Earlier this year, I met with an executive who was stressed and desperately wanted a strategic plan. After probing into her insights and priorities for the year, she actually had a pretty clear idea of her main ‘rallying cries’ for her organization. And after even more discussion, she shared that she had a consultant create a strategic plan for her last year (and again, the plan was pretty good!). But when I asked her these key questions, she admitted that the strategy was never shared with her team members:
- “How did you invest team members into the strategy creation?
- “How did you communicate this to your teams?
- “Is your team aware of what they need to do?”
Creating a great strategy without communicating to teams is like a brilliant choreographer designing a gorgeous dance but doesn’t communicate the moves to the dancers. Or, like a military official creating a plan for invasion but fails to tell his or her subordinates what to do.
The bottom line: a strategy is only useful if you invest, align and activate your team members to achieve your goals. Let’s talk through this process and how I’ve used this method in past strategic projects:
- Invest: When I start the strategic planning process, one of my first questions is: who are your key stakeholders and when can I talk to them? While leaders have a valuable, broader view of organizational direction, team members are on the ground implementing on a daily basis and offer valuable perspective.

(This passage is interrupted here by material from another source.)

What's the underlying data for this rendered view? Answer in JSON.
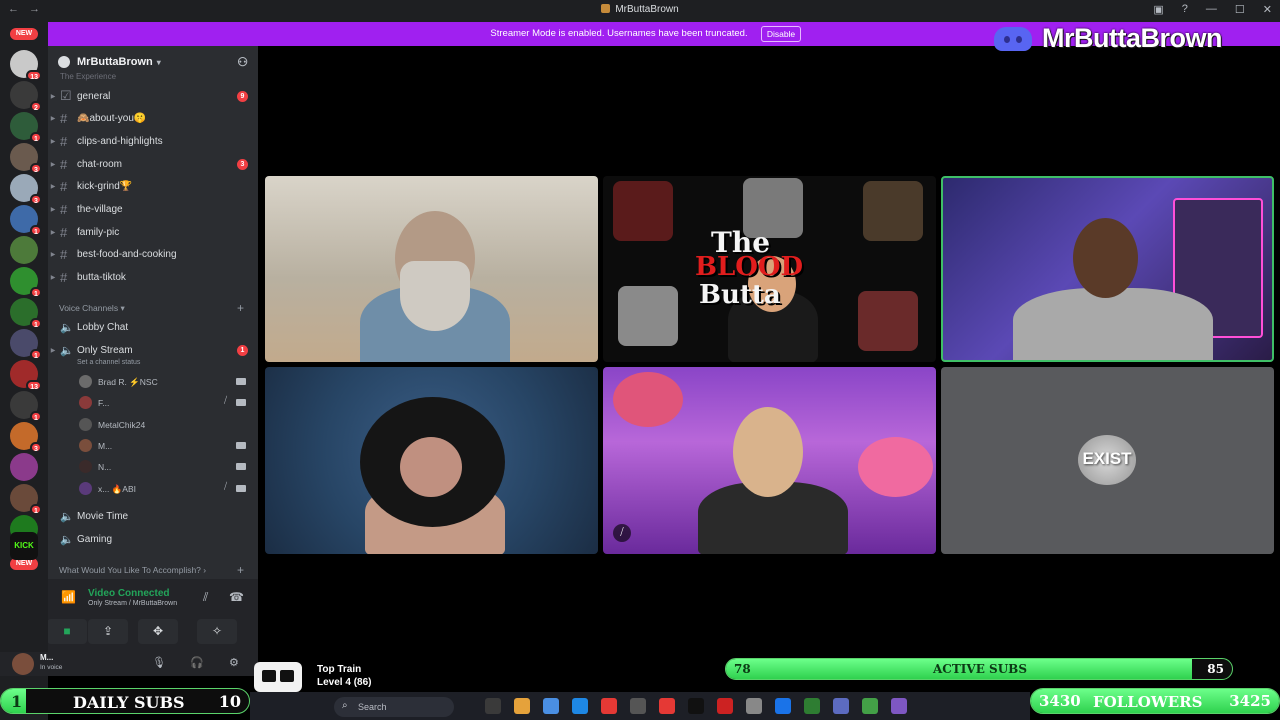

Through a combination of one-on-one interviews, and/or through anonymous surveys, I listen to team feedback and thus, invest them in process.
- Align: Using input from the previous stage, the leadership teams and I draft a version of the organization’s top priorities for the year and communicate them to the team. In my opinion, the best format for this is a strategic workshop – by protecting time to focus on future planning signals the importance of this activity. (Plus, add in some good food and not-too-cheesy team builders and it’s actually fun!). Through the course of the day, team members participate in activities that actively shape the strategic plan, priorities, goals and milestones. In longer workshops, I’ve even been able to drill down to individual-level goals that ladder up to team and organizational goals.
- Activate: After teams are invested and aligned, they know what to do and need to actually implement against the plan. It’s essential to have an accountability system to honor the jointly-created goals and assign clear ownership. Additionally, I recommended creating a simple dashboard and build in monthly check-ins so that team members will track progress towards each area and course adjust as necessary.